Speaking of games, I like the new file organization. Besides Windows and Program Files, you have Users, replacing the vile "Documents and Settings". Under your user folder is a wonderful organization of folders, "Pictures", "Videos", "Music", "Documents", "Desktop", "Saved Games", and the like. The Start Menu I am really beginning to warm up to, seeing it as what XP's should have been. You have Frequent programs, Internet and Email, and a simple selection on the right to your User folder, Documents, Pictures, Music, and Games. The Control Panel seems well laid out, again, an expansion upon what XP tried to do with marginal success. I like the idea of a benchmark tool built in, but it seems awkward; system requirements are not about gobs of HDD space or RAM bandwidth... I like the native Windows Update that isn't in IE.

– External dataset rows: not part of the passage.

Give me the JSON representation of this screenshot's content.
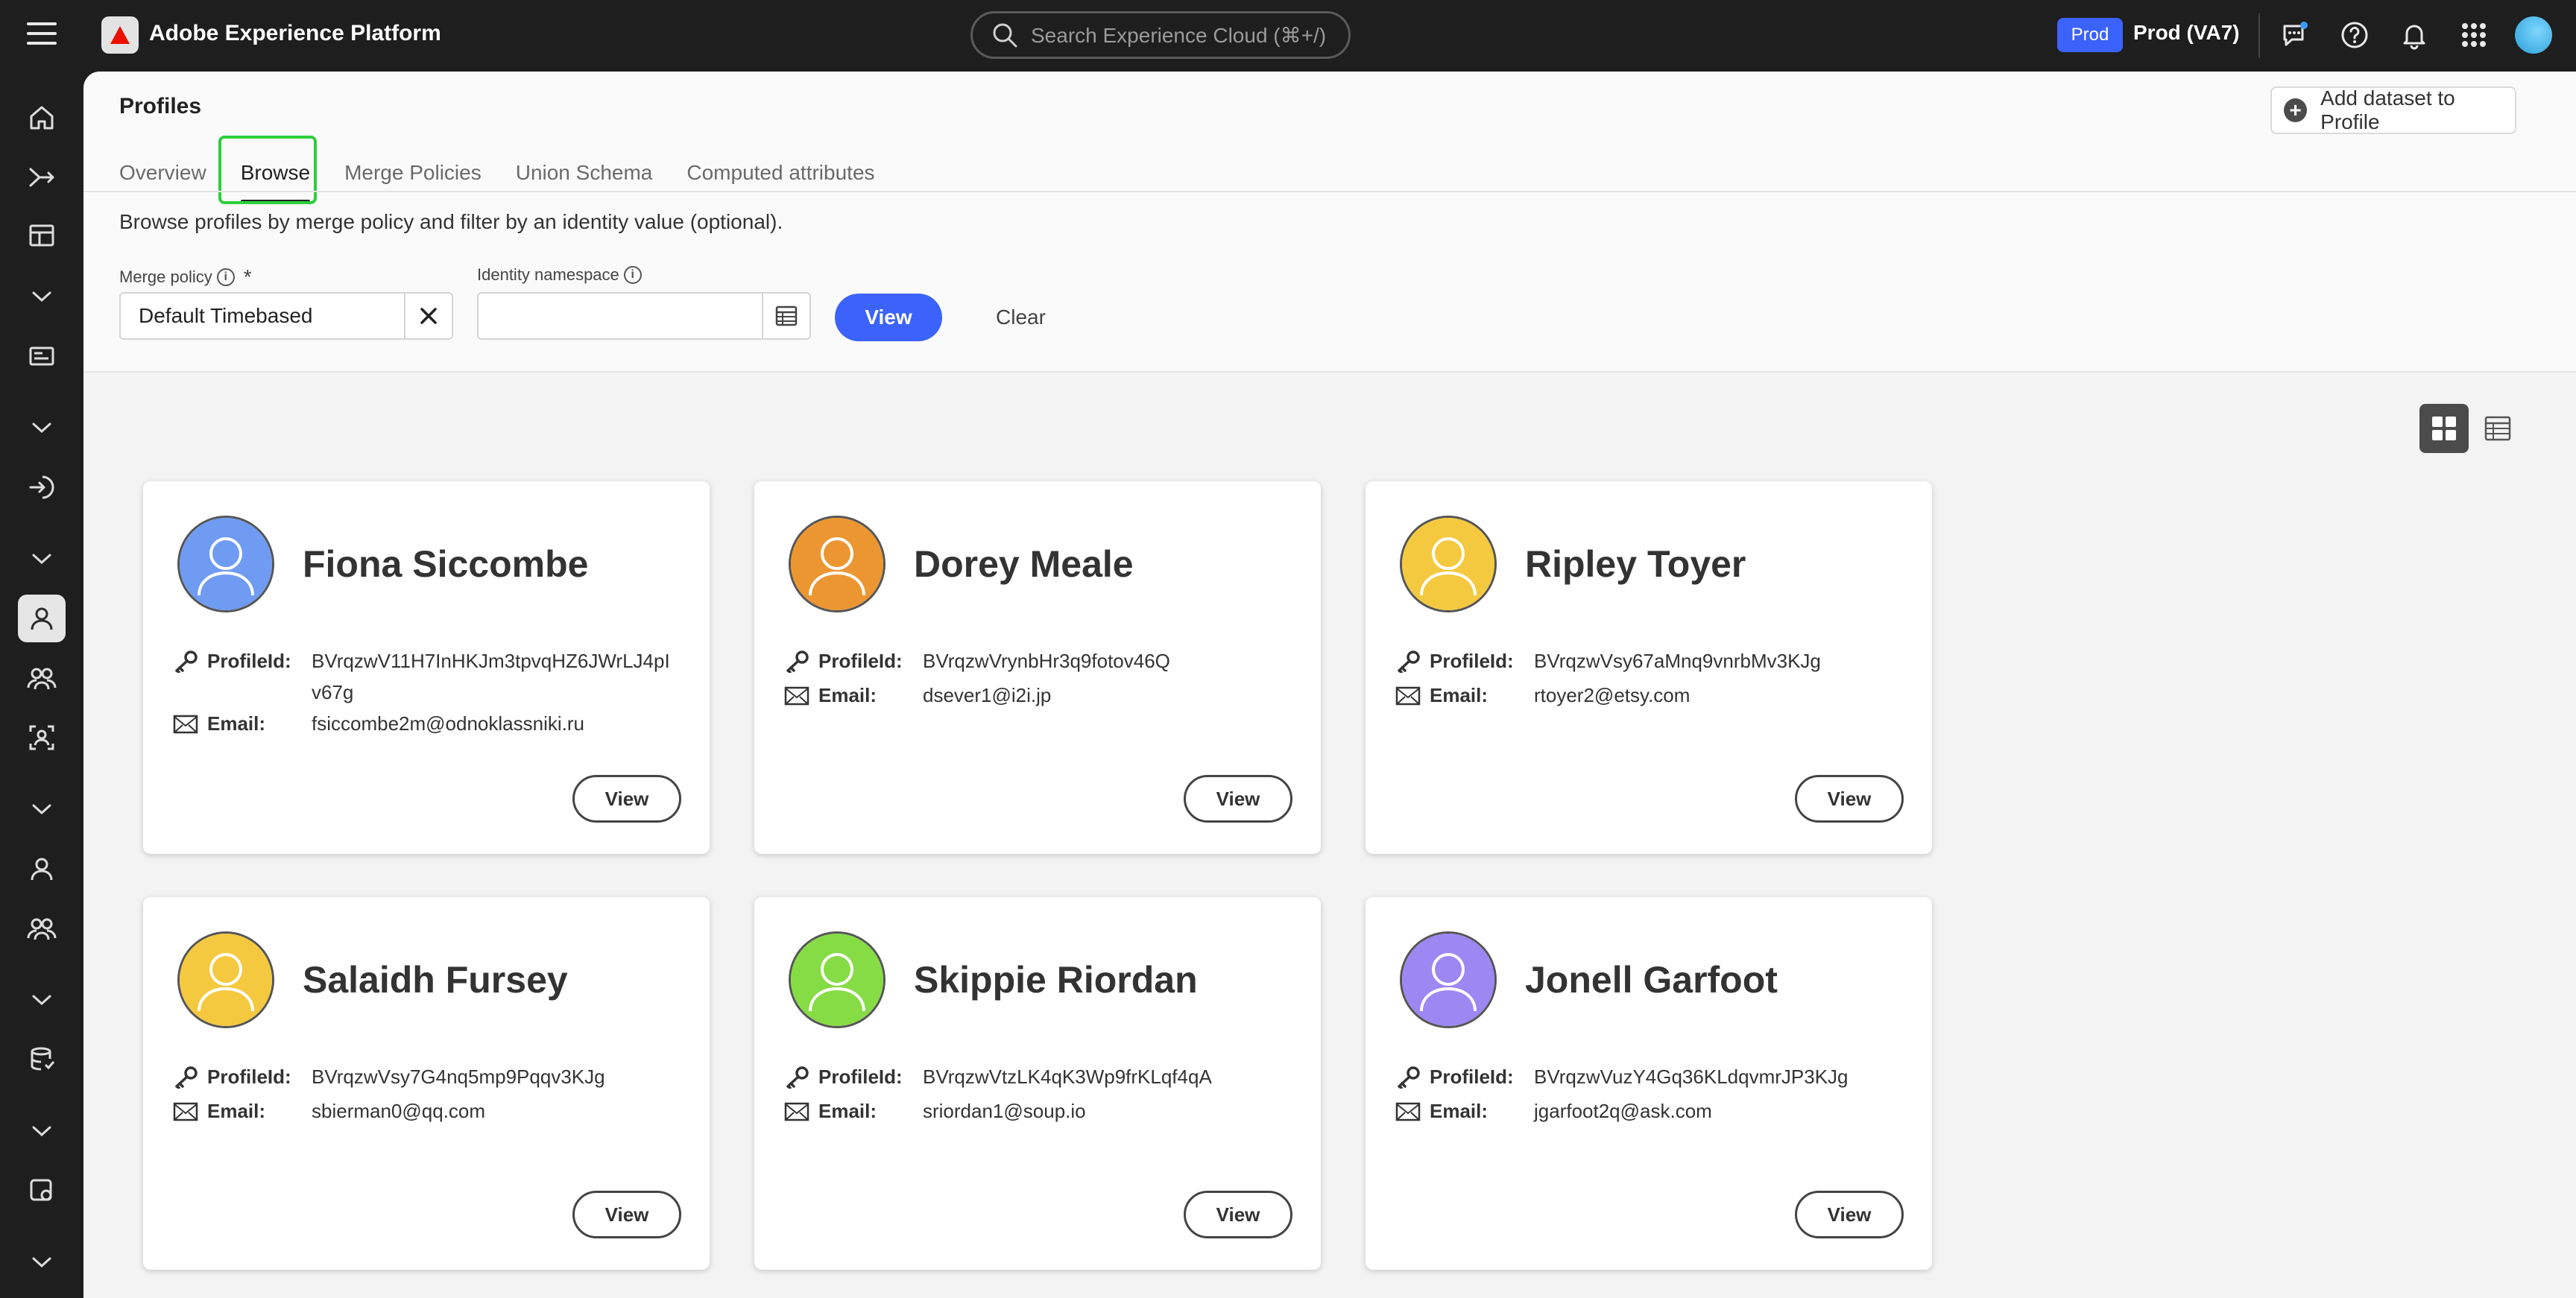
{
  "app": {
    "title": "Adobe Experience Platform",
    "search_placeholder": "Search Experience Cloud (⌘+/)",
    "env_badge": "Prod",
    "env_name": "Prod (VA7)",
    "brand_color": "#eb1000",
    "accent_color": "#3b63fb"
  },
  "page": {
    "title": "Profiles",
    "add_dataset_label": "Add dataset to Profile",
    "tabs": [
      {
        "label": "Overview"
      },
      {
        "label": "Browse",
        "selected": true
      },
      {
        "label": "Merge Policies"
      },
      {
        "label": "Union Schema"
      },
      {
        "label": "Computed attributes"
      }
    ],
    "description": "Browse profiles by merge policy and filter by an identity value (optional).",
    "merge_policy_label": "Merge policy",
    "merge_policy_value": "Default Timebased",
    "identity_namespace_label": "Identity namespace",
    "identity_namespace_value": "",
    "view_label": "View",
    "clear_label": "Clear"
  },
  "profiles": [
    {
      "name": "Fiona Siccombe",
      "profile_id": "BVrqzwV11H7InHKJm3tpvqHZ6JWrLJ4pIv67g",
      "email": "fsiccombe2m@odnoklassniki.ru",
      "avatar_color": "#6f9bf3"
    },
    {
      "name": "Dorey Meale",
      "profile_id": "BVrqzwVrynbHr3q9fotov46Q",
      "email": "dsever1@i2i.jp",
      "avatar_color": "#ec9631"
    },
    {
      "name": "Ripley Toyer",
      "profile_id": "BVrqzwVsy67aMnq9vnrbMv3KJg",
      "email": "rtoyer2@etsy.com",
      "avatar_color": "#f5c93f"
    },
    {
      "name": "Salaidh Fursey",
      "profile_id": "BVrqzwVsy7G4nq5mp9Pqqv3KJg",
      "email": "sbierman0@qq.com",
      "avatar_color": "#f5c93f"
    },
    {
      "name": "Skippie Riordan",
      "profile_id": "BVrqzwVtzLK4qK3Wp9frKLqf4qA",
      "email": "sriordan1@soup.io",
      "avatar_color": "#86dc45"
    },
    {
      "name": "Jonell Garfoot",
      "profile_id": "BVrqzwVuzY4Gq36KLdqvmrJP3KJg",
      "email": "jgarfoot2q@ask.com",
      "avatar_color": "#9c87f3"
    }
  ],
  "card_labels": {
    "profile_id": "ProfileId:",
    "email": "Email:",
    "view": "View"
  }
}
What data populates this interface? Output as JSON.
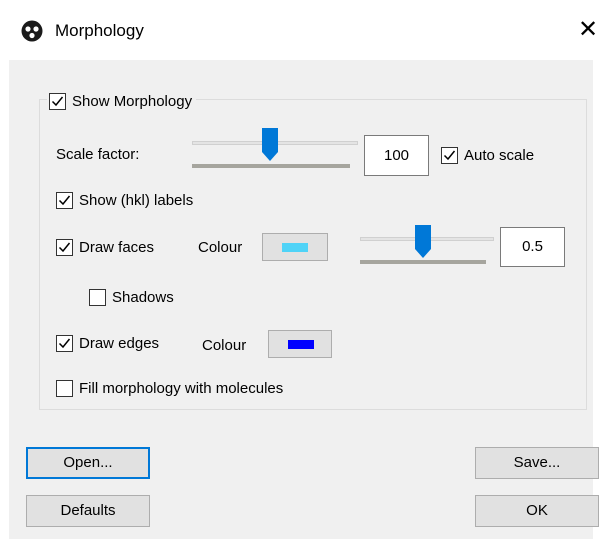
{
  "window": {
    "title": "Morphology",
    "close_glyph": "✕",
    "icon": "morphology-app-icon"
  },
  "group": {
    "label": "Show Morphology",
    "checked": true
  },
  "scale": {
    "label": "Scale factor:",
    "slider_level": 0.55,
    "value": "100",
    "auto_scale": {
      "label": "Auto scale",
      "checked": true
    }
  },
  "options": {
    "show_hkl": {
      "label": "Show (hkl) labels",
      "checked": true
    },
    "draw_faces": {
      "label": "Draw faces",
      "checked": true,
      "colour_label": "Colour",
      "colour": "#4fd3f7",
      "opacity_level": 0.5,
      "opacity_value": "0.5"
    },
    "shadows": {
      "label": "Shadows",
      "checked": false
    },
    "draw_edges": {
      "label": "Draw edges",
      "checked": true,
      "colour_label": "Colour",
      "colour": "#0000ff"
    },
    "fill_molecules": {
      "label": "Fill morphology with molecules",
      "checked": false
    }
  },
  "buttons": {
    "open": "Open...",
    "save": "Save...",
    "defaults": "Defaults",
    "ok": "OK"
  }
}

Windows Defender seems nice. However, DO NOT INSTALL TREND MICRO'S PC-CILLIN ON VISTA x64! It doesn't work, and I can't uninstall it. Arg... Media Player 11 seems nice, but I don't like that it wanted me to load up some MTV store thing. Sidebar seems like a total waste, it accomplishes nothing but to make we wish I had Google Desktop again.
I feel obligated to address with detail with main function of the operating system. Indeed, it seems special attention and detail was invested in the Window's version of Solitaire. The background options are nicely done, especially the default green's texture, but I'm not quite as sure about the selection of deck looks. The "normal" deck has been given rather odd looking face cards, and the best deck is the "seasons" deck which I would say is only average looking. Nice however is the animation and "thump" when laying out three more cards. The sound for putting cards "up" is nice too, especially the effect when many go up at once. Worth mentioning the most, of course, is the difficulty. Every deal was difficult yet possible, a clear and deliberate change. The AI for knowing when you have no moves left is good but not perfect. The only real downfall was that the cards did not bounce after jumping out when you win! They shattered like glass, and here I was expecting some grade-A Vista-powered card-bouncing physics. *sigh* I would give Vista solitaire an 8.6 out of 10.0.
And just to cover my bases, that last paragraph was humor. I think.